"Ser Steve Jobs ou Bill Gates nos
EUA é fácil. Difícil é ser o Nélio Nicolai no Brasil."
É assim que o homem que é considerado
o "professor Pardal" de Brasília define o que considera sua luta
"solitária" e "desgastante" em busca do reconhecimento da
autoria de várias invenções.
Um dos inventos que constam de sua
lista é usado no dia a dia pela maioria dos brasileiros: o identificador de
chamadas, ou Bina.
Nicolai, 72, disse que o identificador
foi construído no final da década de 70 em uma antiga máquina de calcular
-nessa época ele era funcionário da Telebrás, empresa pública de telefonia,
privatizada anos depois.
O invento é motivo de disputa judicial
há 14 anos. Nicolai afirma que registrou o identificador pela primeira vez no
início dos anos 80. A patente é de 1992.
Todas as operadoras de telefonia do
país usam mecanismos identificadores de chamadas e Nicolai resolveu travar uma
disputa jurídica: moveu processos contra a Claro, a Vivo, a CTBC e a Sercomtel.
O processo contra a Claro terminou em março, após um acordo milionário.
Nele, Nicolai desistiu de ações na
Justiça contra a operadora e abriu mão dos direitos autorais em troca de um
valor, que não pode ser divulgado por causa de cláusula de confidencialidade.
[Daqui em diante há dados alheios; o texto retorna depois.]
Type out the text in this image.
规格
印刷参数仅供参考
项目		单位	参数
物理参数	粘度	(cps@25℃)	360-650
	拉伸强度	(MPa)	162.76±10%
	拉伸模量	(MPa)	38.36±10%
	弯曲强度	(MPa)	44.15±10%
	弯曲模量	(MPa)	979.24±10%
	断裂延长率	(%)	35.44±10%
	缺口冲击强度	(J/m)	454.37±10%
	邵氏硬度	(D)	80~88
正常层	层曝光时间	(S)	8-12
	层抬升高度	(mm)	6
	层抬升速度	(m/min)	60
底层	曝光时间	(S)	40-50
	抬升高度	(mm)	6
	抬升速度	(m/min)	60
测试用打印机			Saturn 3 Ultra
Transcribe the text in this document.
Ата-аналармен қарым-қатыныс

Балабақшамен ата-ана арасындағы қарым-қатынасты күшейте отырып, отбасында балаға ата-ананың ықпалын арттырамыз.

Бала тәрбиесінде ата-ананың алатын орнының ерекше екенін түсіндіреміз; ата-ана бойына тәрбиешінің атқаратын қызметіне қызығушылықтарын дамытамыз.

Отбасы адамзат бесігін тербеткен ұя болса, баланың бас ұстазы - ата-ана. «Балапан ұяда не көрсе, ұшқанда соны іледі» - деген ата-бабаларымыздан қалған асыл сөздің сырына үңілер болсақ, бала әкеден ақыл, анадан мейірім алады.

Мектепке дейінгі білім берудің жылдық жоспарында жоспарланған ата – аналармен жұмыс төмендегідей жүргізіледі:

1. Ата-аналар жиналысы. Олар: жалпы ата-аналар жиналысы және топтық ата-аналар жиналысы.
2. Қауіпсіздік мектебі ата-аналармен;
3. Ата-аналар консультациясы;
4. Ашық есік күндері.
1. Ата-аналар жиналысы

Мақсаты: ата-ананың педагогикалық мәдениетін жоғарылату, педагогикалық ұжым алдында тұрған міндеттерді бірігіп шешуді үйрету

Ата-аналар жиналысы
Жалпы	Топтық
Em uma outra batalha, um juiz de
Brasília reconheceu a patente de Nicolai em um processo contra a a Vivo, a CTBC
e a Sercomtel, condenando as a empresas a pagar ao inventor 20% do que cobram
dos usuários pelo uso do identificador.
Enquanto não houvesse o julgamento
deste recurso, uma liminar concedida pelo juiz obrigava que 10% desse valor
cobrado dos usuários fosse depositado em uma conta judicial. A Vivo recorreu em seguida da decisão
e essa liminar foi suspensa por um desembargador do Tribunal de Justiça do
Distrito Federal. O mérito ainda pode demorar para ser julgado.
De acordo com Nicolai, as empresas
deveriam pagar royalties pelo uso do sistema "há quase 20 anos".
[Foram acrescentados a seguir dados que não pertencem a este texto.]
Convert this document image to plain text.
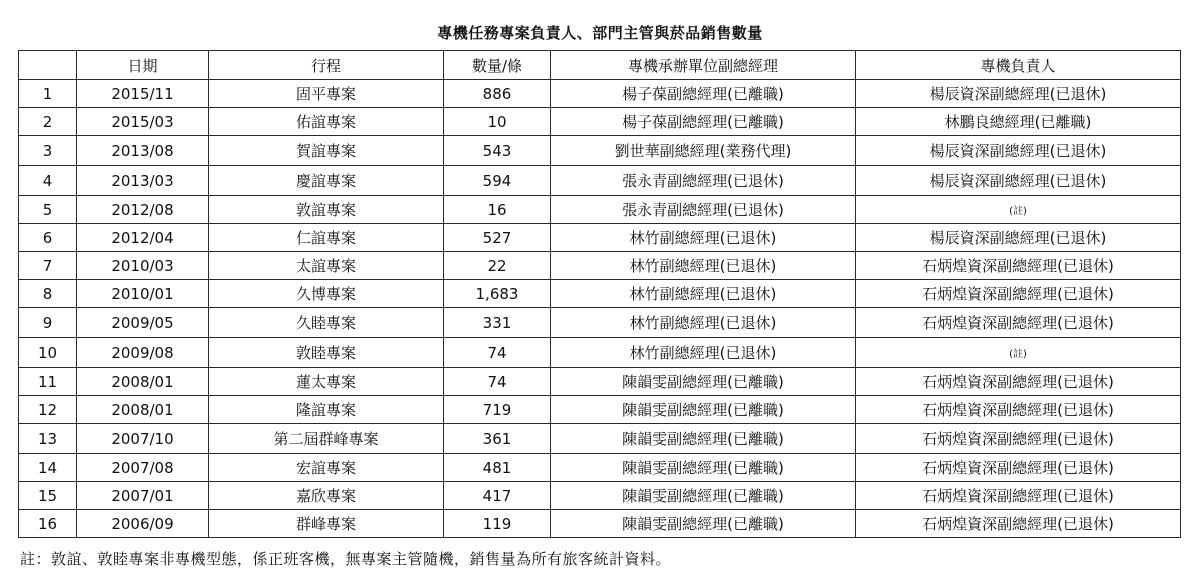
專機任務專案負責人、部門主管與菸品銷售數量
	日期	行程	數量/條	專機承辦單位副總經理	專機負責人
1	2015/11	固平專案	886	楊子葆副總經理(已離職)	楊辰資深副總經理(已退休)
2	2015/03	佑誼專案	10	楊子葆副總經理(已離職)	林鵬良總經理(已離職)
3	2013/08	賀誼專案	543	劉世華副總經理(業務代理)	楊辰資深副總經理(已退休)
4	2013/03	慶誼專案	594	張永青副總經理(已退休)	楊辰資深副總經理(已退休)
5	2012/08	敦誼專案	16	張永青副總經理(已退休)	(註)
6	2012/04	仁誼專案	527	林竹副總經理(已退休)	楊辰資深副總經理(已退休)
7	2010/03	太誼專案	22	林竹副總經理(已退休)	石炳煌資深副總經理(已退休)
8	2010/01	久博專案	1,683	林竹副總經理(已退休)	石炳煌資深副總經理(已退休)
9	2009/05	久睦專案	331	林竹副總經理(已退休)	石炳煌資深副總經理(已退休)
10	2009/08	敦睦專案	74	林竹副總經理(已退休)	(註)
11	2008/01	蓮太專案	74	陳韻雯副總經理(已離職)	石炳煌資深副總經理(已退休)
12	2008/01	隆誼專案	719	陳韻雯副總經理(已離職)	石炳煌資深副總經理(已退休)
13	2007/10	第二屆群峰專案	361	陳韻雯副總經理(已離職)	石炳煌資深副總經理(已退休)
14	2007/08	宏誼專案	481	陳韻雯副總經理(已離職)	石炳煌資深副總經理(已退休)
15	2007/01	嘉欣專案	417	陳韻雯副總經理(已離職)	石炳煌資深副總經理(已退休)
16	2006/09	群峰專案	119	陳韻雯副總經理(已離職)	石炳煌資深副總經理(已退休)
註：敦誼、敦睦專案非專機型態，係正班客機，無專案主管隨機，銷售量為所有旅客統計資料。
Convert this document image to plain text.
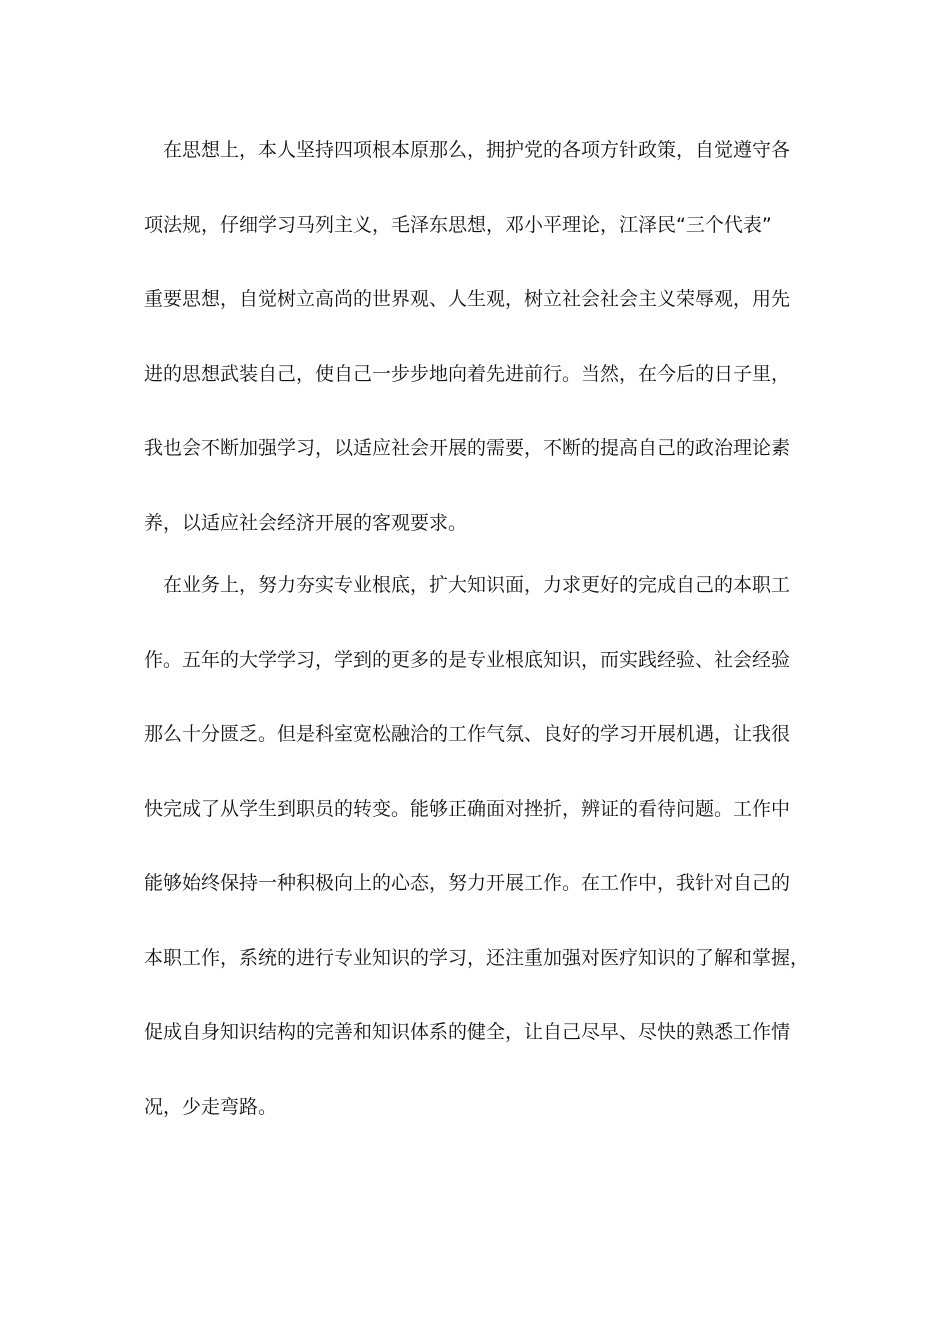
在思想上，本人坚持四项根本原那么，拥护党的各项方针政策，自觉遵守各
项法规，仔细学习马列主义，毛泽东思想，邓小平理论，江泽民“三个代表”
重要思想，自觉树立高尚的世界观、人生观，树立社会社会主义荣辱观，用先
进的思想武装自己，使自己一步步地向着先进前行。当然，在今后的日子里，
我也会不断加强学习，以适应社会开展的需要，不断的提高自己的政治理论素
养，以适应社会经济开展的客观要求。
在业务上，努力夯实专业根底，扩大知识面，力求更好的完成自己的本职工
作。五年的大学学习，学到的更多的是专业根底知识，而实践经验、社会经验
那么十分匮乏。但是科室宽松融洽的工作气氛、良好的学习开展机遇，让我很
快完成了从学生到职员的转变。能够正确面对挫折，辨证的看待问题。工作中
能够始终保持一种积极向上的心态，努力开展工作。在工作中，我针对自己的
本职工作，系统的进行专业知识的学习，还注重加强对医疗知识的了解和掌握，
促成自身知识结构的完善和知识体系的健全，让自己尽早、尽快的熟悉工作情
况，少走弯路。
Segundo o advogado de Nicolai, Luis
Belmonte, a ideia é processar todas as companhias telefônicas no país. Em caso
de êxito, o plano é buscar royalties internacionais a que ele garante ter
direito.
As operadoras apontam que o reconhecedor
de chamadas dele funcionava em um sistema obsoleto, que não se aplica às redes
de telefonia móvel de hoje.
Hoje, o inventor mora em uma casa em
Brasília, mas foi criado atrás do balcão de um bar de Belo Horizonte, do qual o
pai era dono. Mais velho, se formou em uma escola técnica. Atrasou os estudos
por conta do bar e por ter sido jogador das divisões de base do Cruzeiro. De sua lista de invenções fazem parte
um aparelho que permite à pessoa fazer apostas de jogos lotéricos em caixas
eletrônicos e outro que avisa o departamento de trânsito quando o carro passa a
velocidade da via.
OUTRO LADO
A operadora Vivo negou que use o Bina
inventado por Nélio Nicolai em suas linhas telefônicas. A empresa afirma que
usa uma tecnologia diferente, da qual detém os direitos autorais. A empresa informou ainda que os
efeitos da patente do Bina estão suspensos por uma decisão judicial, e que há
um processo pedindo a nulidade do registro.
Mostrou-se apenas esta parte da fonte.